Virgil trotted over to his house and let himself in through the back, and Frankie called, “Virgie?”
“Yeah. I was afraid it was here, and you’d be asleep.”
She was standing in the front room, wrapped in a terry-cloth robe, looking out through the side windows. “The firemen came pounding on the doors, said I might have to leave, but they put the fire out and they came back and said I was okay. For ten minutes, it was like the end of the world around here.”
“You okay?”
“Not entirely. I gotta go back and lie down. I’m not sleepy anymore, but those pills got me feeling like the undead.”
Virgil took her back to the bedroom, tucked her in, and said, “I gotta get out there and find out what happened. Jack and Emmy made it sound a little strange.”
“Like how?”
“Like there was gasoline involved. I’m gonna talk to the fire guys.”
“Careful.”
–
A fire lieutenant named Carl Beard saw Virgil walking through the crowd of neighbors and came over and said, “You gotta quit this shit, Virgil.”
“What happened?”
“The Wilsons were sleeping and something blew up in their kitchen, and Kyle went running in there and found the whole place on fire. Janet called us and Kyle sprayed it with his fire extinguisher and knocked it down a little, and then the extinguisher ran out and they went outside and waited for us. We shut it down, but you could smell gasoline all over the place-and Kyle said there was no gasoline in the house.”
“It’s like when…”
“Yeah. Like when that preacher firebombed your garage. Same deal. After we put the fire out, I looked in the kitchen, which is pretty scorched, and the kitchen sink is full of broken glass and there’s a piece of burnt rag in there… It was a bomb.”

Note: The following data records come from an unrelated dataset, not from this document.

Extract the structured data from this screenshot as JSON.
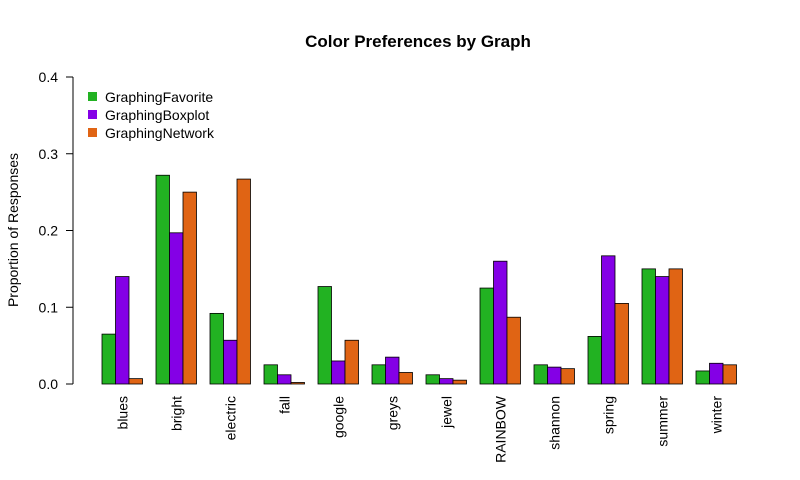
{
  "chart_data": {
    "type": "bar",
    "title": "Color Preferences by Graph",
    "xlabel": "",
    "ylabel": "Proportion of Responses",
    "ylim": [
      0,
      0.4
    ],
    "yticks": [
      "0.0",
      "0.1",
      "0.2",
      "0.3",
      "0.4"
    ],
    "categories": [
      "blues",
      "bright",
      "electric",
      "fall",
      "google",
      "greys",
      "jewel",
      "RAINBOW",
      "shannon",
      "spring",
      "summer",
      "winter"
    ],
    "series": [
      {
        "name": "GraphingFavorite",
        "color": "#22b222",
        "values": [
          0.065,
          0.272,
          0.092,
          0.025,
          0.127,
          0.025,
          0.012,
          0.125,
          0.025,
          0.062,
          0.15,
          0.017
        ]
      },
      {
        "name": "GraphingBoxplot",
        "color": "#8400e6",
        "values": [
          0.14,
          0.197,
          0.057,
          0.012,
          0.03,
          0.035,
          0.007,
          0.16,
          0.022,
          0.167,
          0.14,
          0.027
        ]
      },
      {
        "name": "GraphingNetwork",
        "color": "#e06414",
        "values": [
          0.007,
          0.25,
          0.267,
          0.002,
          0.057,
          0.015,
          0.005,
          0.087,
          0.02,
          0.105,
          0.15,
          0.025
        ]
      }
    ],
    "legend_position": "top-left",
    "grid": false
  }
}
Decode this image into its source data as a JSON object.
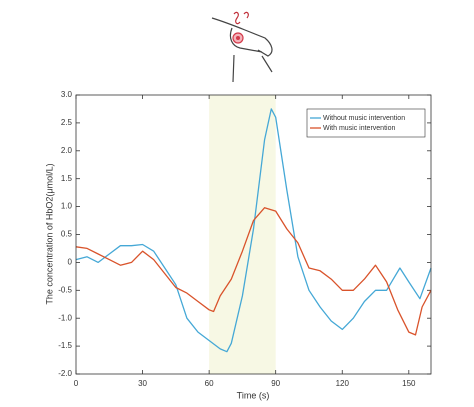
{
  "chart_data": {
    "type": "line",
    "xlabel": "Time (s)",
    "ylabel": "The concentration of  HbO2(μmol/L)",
    "xlim": [
      0,
      160
    ],
    "ylim": [
      -2,
      3
    ],
    "xticks": [
      0,
      30,
      60,
      90,
      120,
      150
    ],
    "yticks": [
      {
        "value": -2,
        "label": "-2.0"
      },
      {
        "value": -1.5,
        "label": "-1.5"
      },
      {
        "value": -1,
        "label": "-1.0"
      },
      {
        "value": -0.5,
        "label": "-0.5"
      },
      {
        "value": 0,
        "label": "0"
      },
      {
        "value": 0.5,
        "label": "0.5"
      },
      {
        "value": 1,
        "label": "1.0"
      },
      {
        "value": 1.5,
        "label": "1.5"
      },
      {
        "value": 2,
        "label": "2.0"
      },
      {
        "value": 2.5,
        "label": "2.5"
      },
      {
        "value": 3,
        "label": "3.0"
      }
    ],
    "highlight": [
      60,
      90
    ],
    "highlight_color": "#f7f8e4",
    "legend": "upper right",
    "series": [
      {
        "name": "Without music intervention",
        "color": "#45a8d6",
        "x": [
          0,
          5,
          10,
          15,
          20,
          25,
          30,
          35,
          40,
          45,
          50,
          55,
          60,
          65,
          68,
          70,
          75,
          80,
          85,
          88,
          90,
          95,
          100,
          105,
          110,
          115,
          120,
          125,
          130,
          135,
          140,
          143,
          146,
          150,
          155,
          160
        ],
        "values": [
          0.05,
          0.1,
          0.0,
          0.15,
          0.3,
          0.3,
          0.32,
          0.2,
          -0.1,
          -0.4,
          -1.0,
          -1.25,
          -1.4,
          -1.55,
          -1.6,
          -1.45,
          -0.6,
          0.6,
          2.2,
          2.75,
          2.6,
          1.3,
          0.1,
          -0.5,
          -0.8,
          -1.05,
          -1.2,
          -1.0,
          -0.7,
          -0.5,
          -0.5,
          -0.3,
          -0.1,
          -0.35,
          -0.65,
          -0.1
        ]
      },
      {
        "name": "With music intervention",
        "color": "#d9532b",
        "x": [
          0,
          5,
          10,
          15,
          20,
          25,
          30,
          35,
          40,
          45,
          50,
          55,
          60,
          62,
          65,
          70,
          75,
          80,
          85,
          90,
          95,
          100,
          105,
          110,
          115,
          120,
          125,
          130,
          135,
          140,
          145,
          150,
          153,
          156,
          160
        ],
        "values": [
          0.28,
          0.25,
          0.15,
          0.05,
          -0.05,
          0.0,
          0.2,
          0.05,
          -0.2,
          -0.45,
          -0.55,
          -0.7,
          -0.85,
          -0.88,
          -0.6,
          -0.3,
          0.2,
          0.75,
          0.98,
          0.92,
          0.6,
          0.35,
          -0.1,
          -0.15,
          -0.3,
          -0.5,
          -0.5,
          -0.3,
          -0.05,
          -0.35,
          -0.85,
          -1.25,
          -1.3,
          -0.8,
          -0.5
        ]
      }
    ]
  }
}
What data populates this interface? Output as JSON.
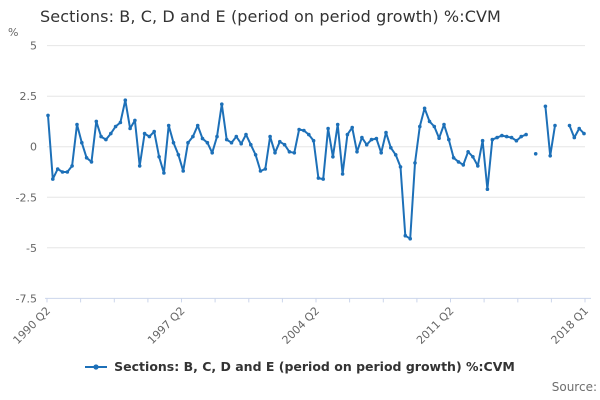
{
  "title": "Sections: B, C, D and E (period on period growth) %:CVM",
  "y_axis_unit_label": "%",
  "legend": {
    "label": "Sections: B, C, D and E (period on period growth) %:CVM"
  },
  "source_label": "Source:",
  "colors": {
    "series": "#1d70b8",
    "axis_line": "#ccd6eb",
    "gridline": "#e6e6e6",
    "axis_text": "#666666",
    "title_text": "#333333"
  },
  "chart_data": {
    "type": "line",
    "series_name": "Sections: B, C, D and E (period on period growth) %:CVM",
    "x_start_label": "1990 Q2",
    "x_end_label": "2018 Q1",
    "x_tick_count": 17,
    "x_labeled_ticks": [
      {
        "tick_index": 0,
        "label": "1990 Q2"
      },
      {
        "tick_index": 4,
        "label": "1997 Q2"
      },
      {
        "tick_index": 8,
        "label": "2004 Q2"
      },
      {
        "tick_index": 12,
        "label": "2011 Q2"
      },
      {
        "tick_index": 16,
        "label": "2018 Q1"
      }
    ],
    "y_ticks": [
      5,
      2.5,
      0,
      -2.5,
      -5,
      -7.5
    ],
    "ylim": [
      -7.5,
      5
    ],
    "ylabel": "%",
    "grid": true,
    "legend_position": "bottom-center",
    "marker": "dot",
    "values": [
      1.55,
      -1.6,
      -1.1,
      -1.25,
      -1.25,
      -0.95,
      1.1,
      0.2,
      -0.55,
      -0.75,
      1.25,
      0.5,
      0.35,
      0.65,
      1.0,
      1.2,
      2.3,
      0.9,
      1.3,
      -0.95,
      0.65,
      0.5,
      0.75,
      -0.5,
      -1.3,
      1.05,
      0.2,
      -0.4,
      -1.2,
      0.2,
      0.5,
      1.05,
      0.4,
      0.2,
      -0.3,
      0.5,
      2.1,
      0.35,
      0.2,
      0.5,
      0.15,
      0.6,
      0.1,
      -0.4,
      -1.2,
      -1.1,
      0.5,
      -0.3,
      0.25,
      0.1,
      -0.25,
      -0.3,
      0.85,
      0.8,
      0.6,
      0.3,
      -1.55,
      -1.6,
      0.9,
      -0.5,
      1.1,
      -1.35,
      0.6,
      0.95,
      -0.25,
      0.45,
      0.1,
      0.35,
      0.4,
      -0.3,
      0.7,
      -0.05,
      -0.4,
      -1.0,
      -4.4,
      -4.55,
      -0.8,
      1.0,
      1.9,
      1.25,
      1.0,
      0.42,
      1.1,
      0.35,
      -0.55,
      -0.75,
      -0.9,
      -0.25,
      -0.5,
      -0.95,
      0.3,
      -2.1,
      0.35,
      0.45,
      0.55,
      0.5,
      0.45,
      0.3,
      0.5,
      0.6,
      null,
      -0.35,
      null,
      2.0,
      -0.45,
      1.05,
      null,
      null,
      1.05,
      0.45,
      0.9,
      0.65
    ]
  }
}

“Goddamnit. You think it was aimed at me?”
“Kyle sorta hinted at that. He said nobody’s mad at him, but a lot of people might be mad at you. You’ve been in the newspaper, a little bit, with your girlfriend.”
Wilson worked as the service manager at a car dealership and was generally known as a friendly guy. He had, on occasion, mown Virgil’s grass when Virgil had been out of town a few days too many, and they’d always been invited to each other’s barbeques.
“I better talk to him,” Virgil said.
“Maybe you better-but I’ll tell you, Virg, this wasn’t any prank or anything like that,” Beard said. “The dipshit who threw the bomb wanted to burn the place down and he didn’t care who got hurt.”
–
The Wilsons were standing on the other side of the fire trucks. Virgil went over and found them talking to their insurance agent, who was also Virgil’s agent and who lived in the neighborhood. When Kyle Wilson saw Virgil coming, he prodded his wife with his elbow and said, affably enough, “We were thinking about remodeling anyway.”
Virgil said, “Hey, Kyle, Janet. Uh… I kinda know what you might think. I hope it’s not true.”
Janet said, “Who knows? We can’t think of why anybody would do this to us. If it really was a firebomb.”
Kyle said, “We’re pretty sure it was a bomb. We actually heard it hit, we heard the window break and glass shatter, then whoosh.”